Oui la lecture de ce livre est éprouvante.
Mais, peut-être l'une des leçons que j'en ai retenues, c'est la manière admirable qu'a l'auteur de nous livrer le milieu familial dans lequel il a vécu, et dans lequel, croit il, il a développé sa maladie.
Et de le découper au scalpel.
Ensuite, la façon dont il s'est battu contre cette maladie en pensant et en espérant qu'il survivrait.

"Si ce n'est pas vrai qu'on meurt réconcilié avec soi et le monde, il ne faut pas le dire non plus, même à l'article de la mort où toute chance d'aide et d'amélioration et toute possibilité de consolation sont exclues.
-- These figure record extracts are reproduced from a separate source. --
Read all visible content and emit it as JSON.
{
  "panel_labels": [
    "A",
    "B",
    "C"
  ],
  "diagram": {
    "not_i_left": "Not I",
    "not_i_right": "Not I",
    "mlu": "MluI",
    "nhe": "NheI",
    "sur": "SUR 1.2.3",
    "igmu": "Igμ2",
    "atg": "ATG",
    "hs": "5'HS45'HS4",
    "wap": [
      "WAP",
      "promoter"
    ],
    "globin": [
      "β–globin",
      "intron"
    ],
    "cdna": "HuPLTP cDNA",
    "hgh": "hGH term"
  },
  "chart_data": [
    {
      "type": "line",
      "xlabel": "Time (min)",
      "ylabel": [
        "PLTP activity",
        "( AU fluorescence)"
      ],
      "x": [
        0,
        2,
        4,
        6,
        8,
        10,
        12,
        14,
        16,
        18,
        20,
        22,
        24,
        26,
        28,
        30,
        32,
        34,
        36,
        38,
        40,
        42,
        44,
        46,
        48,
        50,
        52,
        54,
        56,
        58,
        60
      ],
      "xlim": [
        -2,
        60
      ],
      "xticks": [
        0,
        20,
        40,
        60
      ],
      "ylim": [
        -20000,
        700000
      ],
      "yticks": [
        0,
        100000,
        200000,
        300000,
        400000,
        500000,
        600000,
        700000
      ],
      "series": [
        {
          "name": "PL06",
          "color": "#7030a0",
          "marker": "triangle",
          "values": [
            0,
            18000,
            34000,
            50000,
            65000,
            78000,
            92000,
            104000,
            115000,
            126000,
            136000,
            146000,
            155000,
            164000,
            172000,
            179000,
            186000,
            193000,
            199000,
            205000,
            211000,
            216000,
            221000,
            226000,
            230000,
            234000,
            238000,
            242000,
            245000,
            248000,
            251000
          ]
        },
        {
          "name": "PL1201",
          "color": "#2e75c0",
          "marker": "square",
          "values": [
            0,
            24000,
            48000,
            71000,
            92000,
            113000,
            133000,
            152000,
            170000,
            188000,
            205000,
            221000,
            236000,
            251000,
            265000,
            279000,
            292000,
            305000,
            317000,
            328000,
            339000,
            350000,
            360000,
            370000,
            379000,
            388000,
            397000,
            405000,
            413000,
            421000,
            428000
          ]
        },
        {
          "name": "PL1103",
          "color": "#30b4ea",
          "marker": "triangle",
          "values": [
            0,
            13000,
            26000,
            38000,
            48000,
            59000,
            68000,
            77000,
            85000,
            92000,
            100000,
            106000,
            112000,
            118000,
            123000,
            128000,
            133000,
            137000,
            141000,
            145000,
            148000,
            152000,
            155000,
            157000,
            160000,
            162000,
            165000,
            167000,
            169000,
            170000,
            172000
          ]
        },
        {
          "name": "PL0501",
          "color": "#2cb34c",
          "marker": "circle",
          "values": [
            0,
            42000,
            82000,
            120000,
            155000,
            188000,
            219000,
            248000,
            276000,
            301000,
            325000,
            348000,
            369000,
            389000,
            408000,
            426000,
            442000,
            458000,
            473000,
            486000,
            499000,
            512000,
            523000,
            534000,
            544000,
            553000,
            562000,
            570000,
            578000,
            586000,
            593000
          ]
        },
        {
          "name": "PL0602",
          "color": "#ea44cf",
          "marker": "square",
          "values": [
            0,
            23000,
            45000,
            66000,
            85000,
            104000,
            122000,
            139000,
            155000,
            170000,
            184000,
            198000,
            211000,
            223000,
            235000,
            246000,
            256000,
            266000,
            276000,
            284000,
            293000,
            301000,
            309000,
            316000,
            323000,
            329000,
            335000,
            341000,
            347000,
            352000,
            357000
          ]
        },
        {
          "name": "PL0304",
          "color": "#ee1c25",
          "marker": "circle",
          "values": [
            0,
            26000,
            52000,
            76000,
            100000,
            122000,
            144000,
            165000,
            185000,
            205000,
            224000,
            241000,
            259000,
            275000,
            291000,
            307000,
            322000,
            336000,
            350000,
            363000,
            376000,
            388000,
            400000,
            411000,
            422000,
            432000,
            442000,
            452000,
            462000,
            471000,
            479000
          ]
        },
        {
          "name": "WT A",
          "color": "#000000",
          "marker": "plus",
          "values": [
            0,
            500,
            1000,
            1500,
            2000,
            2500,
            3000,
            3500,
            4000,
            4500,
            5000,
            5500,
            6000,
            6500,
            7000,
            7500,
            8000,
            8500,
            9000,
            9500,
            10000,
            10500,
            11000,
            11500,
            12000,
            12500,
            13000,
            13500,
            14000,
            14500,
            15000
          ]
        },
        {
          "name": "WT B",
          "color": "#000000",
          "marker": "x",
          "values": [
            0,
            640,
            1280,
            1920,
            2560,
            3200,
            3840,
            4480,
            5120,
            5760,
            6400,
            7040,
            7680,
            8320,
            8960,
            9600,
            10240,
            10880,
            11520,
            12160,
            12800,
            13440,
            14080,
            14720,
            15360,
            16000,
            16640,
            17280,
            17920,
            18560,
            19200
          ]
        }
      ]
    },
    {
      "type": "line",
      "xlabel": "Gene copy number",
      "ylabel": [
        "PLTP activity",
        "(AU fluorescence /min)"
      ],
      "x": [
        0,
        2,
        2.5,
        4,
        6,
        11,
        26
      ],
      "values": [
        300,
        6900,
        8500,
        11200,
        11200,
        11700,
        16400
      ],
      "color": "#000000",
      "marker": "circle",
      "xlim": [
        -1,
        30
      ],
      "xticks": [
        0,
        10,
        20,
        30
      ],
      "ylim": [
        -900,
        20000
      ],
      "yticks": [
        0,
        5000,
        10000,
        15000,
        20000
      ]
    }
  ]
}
Je définirai ma tragédie en disant que je n'ai pas pu être et incarner dans ma vie tout ce qui m'apparaissait comme seul digne d'être vécu, parce que dans ma vie, manifestement, ce ne sont pas ma volonté, et mes sentiments et mon moi qui ont été l'essentiel, mais seulement et toujours l'héritage des autres en moi : ce n'est pas ce que je voulais qui est arrivé, mais ce que mes parents -ou mieux, mes "parents" entre guillemets- qui ont déposé en moi...
Je crois que c'est la partie la plus infime de mon moi qui est moi-même ; sa plus grande partie est empoisonnée, violée et détruite par le principe hostile, dont les représentants les plus typiques pour moi étaient mes parents...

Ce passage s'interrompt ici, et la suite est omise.